A nona aula do curso de formação do IBI no Rio de Janeiro foi ministrada no domingo, 11/11, pelo professor Luís Edmundo Moraes, graduado em História pela Universidade Federal do Rio de Janeiro, mestre em Antropologia Social pela mesma instituição e doutor em História pelo Centro de Pesquisas Sobre o Antissemitismo da Universidade Técnica de Berlim. A questão central da aula foi “antissemitismo e racismo”.
O movimento geral da aula foi de historicização do antissemitismo, rejeitando sua dimensão eterna, a histórica, como o ódio mais antigo de todos. Pra isso foi necessário distinguir a palavra antissemitismo de seu fenômeno para pensar então se coincidem.
A palavra foi criada no século XIX num contexto de discussão sobre línguas semíticas, mas rapidamente, no final do século XIX, adotou sem sombras de dúvida seu significado relacionado com judeus. Mas não era uma palavra de denúncia, era inclusive uma palavra mobilizada por políticos e organizações civis para descreverem a si mesmos como algo valoroso. Isso era intimamente associado a movimento nacionalistas e a uma visão (pseudo)científica de mundo, que que o via por meio de raças. Assim, a raça semítica, judaica, era um problema para a pureza da raça branca. A miscigenação seria um caminho para degeneração racial e o contato com judeus e outros grupos marcados por esse estigma devia ser evitado e vigiado.

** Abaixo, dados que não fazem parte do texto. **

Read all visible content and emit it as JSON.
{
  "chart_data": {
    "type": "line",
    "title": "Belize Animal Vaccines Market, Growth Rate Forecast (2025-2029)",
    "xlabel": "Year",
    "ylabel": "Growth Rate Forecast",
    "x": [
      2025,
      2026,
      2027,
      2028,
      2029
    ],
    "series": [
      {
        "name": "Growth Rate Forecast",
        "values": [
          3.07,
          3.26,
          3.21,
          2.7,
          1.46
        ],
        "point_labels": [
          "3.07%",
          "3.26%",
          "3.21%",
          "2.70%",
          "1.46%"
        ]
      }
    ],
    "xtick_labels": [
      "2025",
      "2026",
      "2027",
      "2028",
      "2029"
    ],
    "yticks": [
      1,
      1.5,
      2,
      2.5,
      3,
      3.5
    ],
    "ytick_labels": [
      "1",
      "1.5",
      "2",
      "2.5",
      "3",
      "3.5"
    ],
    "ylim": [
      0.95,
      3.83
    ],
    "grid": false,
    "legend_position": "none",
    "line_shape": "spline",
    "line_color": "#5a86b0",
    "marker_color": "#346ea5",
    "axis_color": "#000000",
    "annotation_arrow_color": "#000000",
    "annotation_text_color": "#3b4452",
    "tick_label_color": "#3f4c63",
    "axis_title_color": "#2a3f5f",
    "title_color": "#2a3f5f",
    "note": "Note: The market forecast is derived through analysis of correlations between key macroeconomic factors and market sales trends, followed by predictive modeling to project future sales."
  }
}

Desta maneira, o que se buscava combater e excluir no antissemitismo moderno era algo inescapável aos judeus: não se podia deixar de ser judeu. O que é bastante diferente das formas de exclusão pre-modernas, cristãs e religiosas, que afastavam judeus e faziam proibições, mas por suas práticas judaicas. Se abandonadas, se houvesse conversão, havia possibilidades para os judeus. Mas no antissemitismo moderno não, cumprir ou não as práticas não mudava nada.
Essa visão é constitutiva do pensamento racista dos séculos XIX e XX. Todavia, como vimos com o professor num passeio por diferentes usos do conceito, ele possui múltiplos sentidos dados somente pelos agentes e contextos. Desta forma, é interessante distinguir antissemitismo enquanto conceito analítico e conceito nativo. Ou seja, compreender seus usos depende dos agentes e dos contextos. No passeio pelos sentidos do uso da palavra antissemitismo, enquanto conceito nativo, vimos que foi usado tanto de forma positiva para se autoreferir, quanto para denúncias institucionais, como crime, como forma de mobilização comunitária. E todos esses usos são eficazes para seus propósitos, mostrando a múltipla operacionalidade do conceito.
Contudo, enquanto conceito analítico, Luís Edmundo propôs caracterizar o antissemitismo em sua dimensão racial, conectado e partilhando da mesma estrutura que outras formas de exclusão. Trata-se de pensar os judeus como uma corporação, como um corpo único, de forma que não há diferenças entre um judeu e todos os judeus: todos equivalem entre si. E essa judaidade corporativa seria marcada como negativa, ameaçadora, degenerada. Desta forma, a presença judaica seria o tema de discursos conspiracionistas, que buscam extirpar esse corpo estranho.
Assim, é possível pensar o antissemitismo em suas múltiplas dimensões, usos, sentidos e conexões. Estudar antissemitismo é estudar racismo e suas constantes transformações das formas de exclusão.